Pope Francis said in his Christmas message on Monday that children dying in wars, including.
In Gaza, are the “little Jesuses of today” and that Israeli strikes there were reaping an “appalling harvest” of innocent civilians.
In his Christmas Day “Urbi et Orbi” (to the city and world) address, Francis also called the October 7 attack on Israel by Hamas militants “abominable” and again appealed for the release of around 100 hostages still being held in Gaza.
Speaking from the central balcony of St Peter’s Basilica to thousands of people in the square below, he took another swipe at the armaments industry, saying it ultimately controlled the “puppet-strings of war”.
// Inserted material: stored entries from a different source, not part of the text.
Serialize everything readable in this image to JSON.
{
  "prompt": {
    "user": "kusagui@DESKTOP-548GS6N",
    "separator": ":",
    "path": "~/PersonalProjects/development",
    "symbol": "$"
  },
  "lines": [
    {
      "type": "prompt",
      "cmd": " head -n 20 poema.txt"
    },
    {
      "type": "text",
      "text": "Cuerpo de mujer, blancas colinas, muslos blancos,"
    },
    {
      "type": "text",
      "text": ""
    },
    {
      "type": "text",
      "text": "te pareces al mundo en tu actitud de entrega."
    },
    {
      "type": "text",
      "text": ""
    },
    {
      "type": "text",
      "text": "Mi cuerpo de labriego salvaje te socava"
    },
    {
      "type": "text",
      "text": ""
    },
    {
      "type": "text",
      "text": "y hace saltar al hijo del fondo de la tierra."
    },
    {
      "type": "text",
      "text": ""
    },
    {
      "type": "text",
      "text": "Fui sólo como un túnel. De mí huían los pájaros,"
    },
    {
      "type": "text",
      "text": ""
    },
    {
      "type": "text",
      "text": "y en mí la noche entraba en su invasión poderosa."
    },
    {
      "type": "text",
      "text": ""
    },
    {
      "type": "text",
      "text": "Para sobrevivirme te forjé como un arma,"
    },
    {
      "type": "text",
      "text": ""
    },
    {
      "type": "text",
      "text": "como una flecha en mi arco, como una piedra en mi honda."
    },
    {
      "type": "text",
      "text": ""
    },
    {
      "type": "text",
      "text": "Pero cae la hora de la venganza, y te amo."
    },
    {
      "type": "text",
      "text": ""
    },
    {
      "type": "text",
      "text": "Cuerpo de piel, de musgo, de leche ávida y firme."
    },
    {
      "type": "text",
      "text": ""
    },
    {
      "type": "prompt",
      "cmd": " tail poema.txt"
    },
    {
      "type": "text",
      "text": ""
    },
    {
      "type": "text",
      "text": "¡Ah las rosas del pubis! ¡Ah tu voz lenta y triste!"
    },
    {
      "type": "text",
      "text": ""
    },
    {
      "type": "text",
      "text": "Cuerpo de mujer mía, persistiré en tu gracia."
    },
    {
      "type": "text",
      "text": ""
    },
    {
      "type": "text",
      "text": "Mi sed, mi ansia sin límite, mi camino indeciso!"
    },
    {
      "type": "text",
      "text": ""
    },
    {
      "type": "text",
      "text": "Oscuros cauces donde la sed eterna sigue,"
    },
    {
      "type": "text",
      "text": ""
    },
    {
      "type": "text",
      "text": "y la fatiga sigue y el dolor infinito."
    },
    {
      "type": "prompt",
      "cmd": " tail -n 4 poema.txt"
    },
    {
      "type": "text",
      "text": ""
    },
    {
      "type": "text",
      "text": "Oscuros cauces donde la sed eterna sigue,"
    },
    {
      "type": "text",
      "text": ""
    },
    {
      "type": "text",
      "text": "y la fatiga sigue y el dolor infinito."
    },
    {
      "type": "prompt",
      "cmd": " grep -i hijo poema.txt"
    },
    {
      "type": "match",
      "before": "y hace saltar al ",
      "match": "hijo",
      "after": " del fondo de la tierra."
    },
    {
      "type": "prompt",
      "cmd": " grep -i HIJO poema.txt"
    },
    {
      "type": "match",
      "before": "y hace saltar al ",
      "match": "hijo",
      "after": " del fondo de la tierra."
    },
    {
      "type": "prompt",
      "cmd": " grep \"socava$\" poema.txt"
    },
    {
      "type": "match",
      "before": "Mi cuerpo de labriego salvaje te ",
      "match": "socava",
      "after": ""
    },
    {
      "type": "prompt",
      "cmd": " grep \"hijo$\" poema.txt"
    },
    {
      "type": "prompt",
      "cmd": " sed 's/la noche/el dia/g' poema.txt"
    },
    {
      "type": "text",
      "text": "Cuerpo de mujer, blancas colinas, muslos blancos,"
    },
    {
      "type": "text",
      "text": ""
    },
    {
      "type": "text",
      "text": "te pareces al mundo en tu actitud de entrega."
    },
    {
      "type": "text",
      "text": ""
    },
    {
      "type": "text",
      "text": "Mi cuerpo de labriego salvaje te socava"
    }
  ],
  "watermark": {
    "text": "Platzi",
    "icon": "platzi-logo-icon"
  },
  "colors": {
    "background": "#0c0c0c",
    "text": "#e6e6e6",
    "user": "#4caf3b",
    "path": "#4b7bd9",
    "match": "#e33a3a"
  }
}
The 87-year-old Pope, celebrating the 11th Christmas of his pontificate, called for an end to conflicts, political, social or military, in places including Ukraine, Syria, Yemen, Lebanon, Armenia and Azerbaijan, and he defended the rights of migrants around the world.
“How many innocents are being slaughtered in our world! In their mothers’ wombs, in odysseys undertaken in desperation and in search of hope, in the lives of all those little ones whose childhood has been devastated by war. They are the little Jesuses of today,” he said.
He gave particular attention to the Holy Land, including Gaza, where, according to Palestinian health officials, Israeli air strikes killed at least 78 people in one of the besieged enclave’s deadliest nights of Israel’s 11-week-old battle with Hamas.